Correcting and measuring anisotropy (VTI, HTI) in 3D wide-azimuth seismic data can provide valuable information to drilling engineers regarding in-situ stress fields, natural fracture systems, and geomechanical rock properties. Calibrating anisotropy attributes with reservoir properties can improve the completion process and hydraulic fracture simulation.
Proper assessment of HTI (azimuthal) anisotropy should be performed before pre-stack migration (PSTM) to determine whether an azimuth preserving migration is necessary. It is also important during pre-processing to avoid multi-trace filter techniques when attempting to attenuating pre-stack noise (ground-roll, etc.). Harsh filter techniques can dampen HTI anisotropy making it difficult to accurately measure in subsequent analysis. Carefully examining wide azimuth 3D data by offset (CMP offset sort) and azimuth (CMP azimuth sort) can help determine the presence of HTI in the 3D dataset.

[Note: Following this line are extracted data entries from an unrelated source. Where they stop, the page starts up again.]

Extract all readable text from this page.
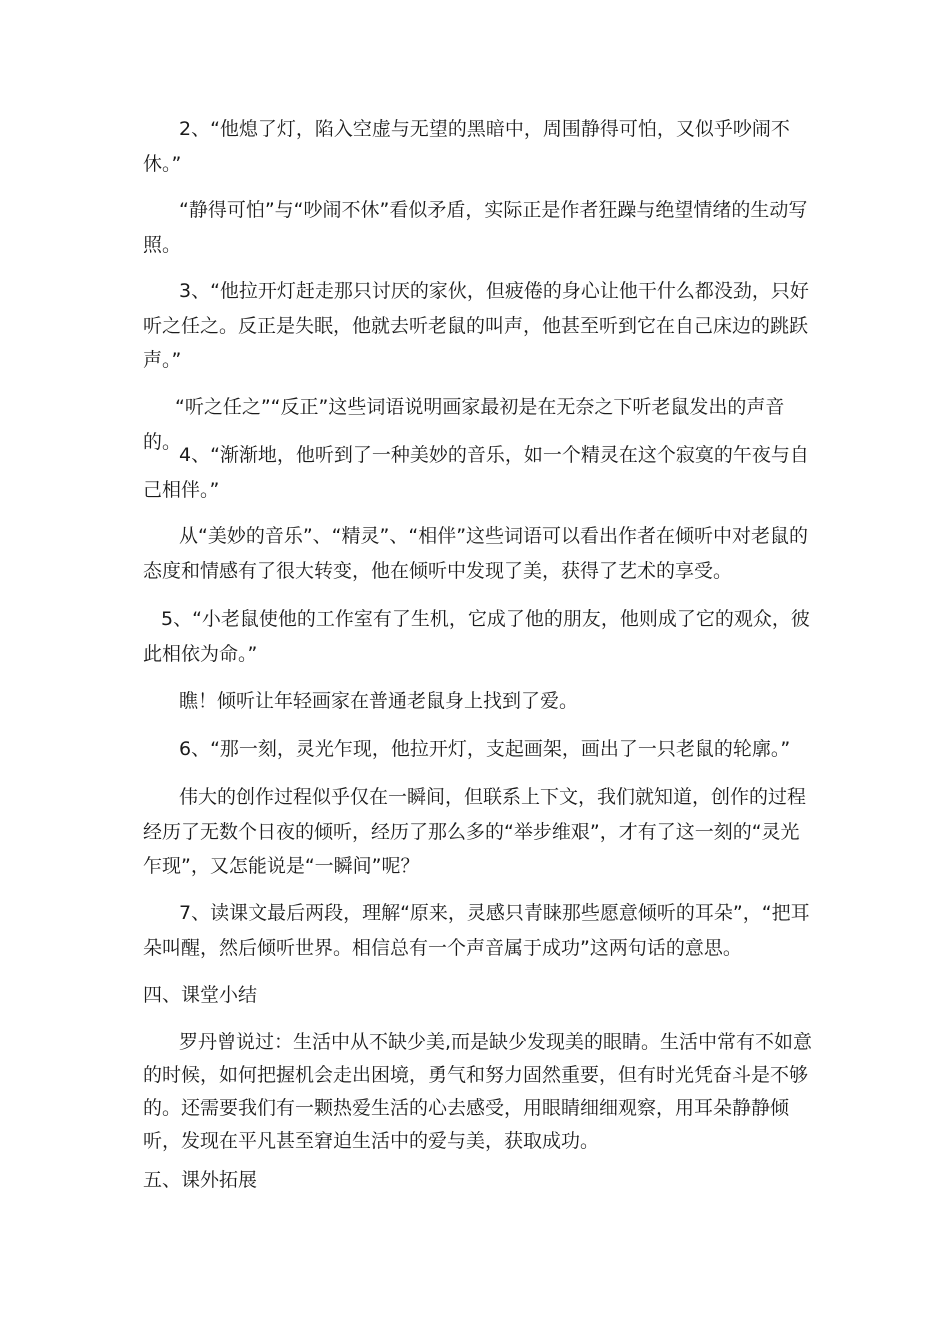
2、“他熄了灯，陷入空虚与无望的黑暗中，周围静得可怕，又似乎吵闹不休。”

“静得可怕”与“吵闹不休”看似矛盾，实际正是作者狂躁与绝望情绪的生动写照。

3、“他拉开灯赶走那只讨厌的家伙，但疲倦的身心让他干什么都没劲，只好听之任之。反正是失眠，他就去听老鼠的叫声，他甚至听到它在自己床边的跳跃声。”

“听之任之”“反正”这些词语说明画家最初是在无奈之下听老鼠发出的声音的。

4、“渐渐地，他听到了一种美妙的音乐，如一个精灵在这个寂寞的午夜与自己相伴。”

从“美妙的音乐”、“精灵”、“相伴”这些词语可以看出作者在倾听中对老鼠的态度和情感有了很大转变，他在倾听中发现了美，获得了艺术的享受。

5、“小老鼠使他的工作室有了生机，它成了他的朋友，他则成了它的观众，彼此相依为命。”

瞧！倾听让年轻画家在普通老鼠身上找到了爱。

6、“那一刻，灵光乍现，他拉开灯，支起画架，画出了一只老鼠的轮廓。”

伟大的创作过程似乎仅在一瞬间，但联系上下文，我们就知道，创作的过程经历了无数个日夜的倾听，经历了那么多的“举步维艰”，才有了这一刻的“灵光乍现”，又怎能说是“一瞬间”呢？

7、读课文最后两段，理解“原来，灵感只青睐那些愿意倾听的耳朵”，“把耳朵叫醒，然后倾听世界。相信总有一个声音属于成功”这两句话的意思。

四、课堂小结

罗丹曾说过：生活中从不缺少美,而是缺少发现美的眼睛。生活中常有不如意的时候，如何把握机会走出困境，勇气和努力固然重要，但有时光凭奋斗是不够的。还需要我们有一颗热爱生活的心去感受，用眼睛细细观察，用耳朵静静倾听，发现在平凡甚至窘迫生活中的爱与美，获取成功。

五、课外拓展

If HTI exists, an offset vector tile (OVT) pre-stack time migration (PSTM) is recommended to preserve azimuth. After OVT-PSTM azimuthal velocity analysis can be performed to produce an azimuthally varying NMO field. From the azimuthal NMO several attributes (vfast, vslow, azimuth vfast, vfast-vslow) can be obtained to assess stress and fractures. Mathematical components of these velocity attributes can produce “direct fracture indicators” within the reservoir. Also, these attributes can be co-rendered and mapped on a horizon basis to streamline interpretation. In addition, they can be integrated with additional attributes (curvature, etc.) and physical data (wells, production, cores, FMI logs, etc.).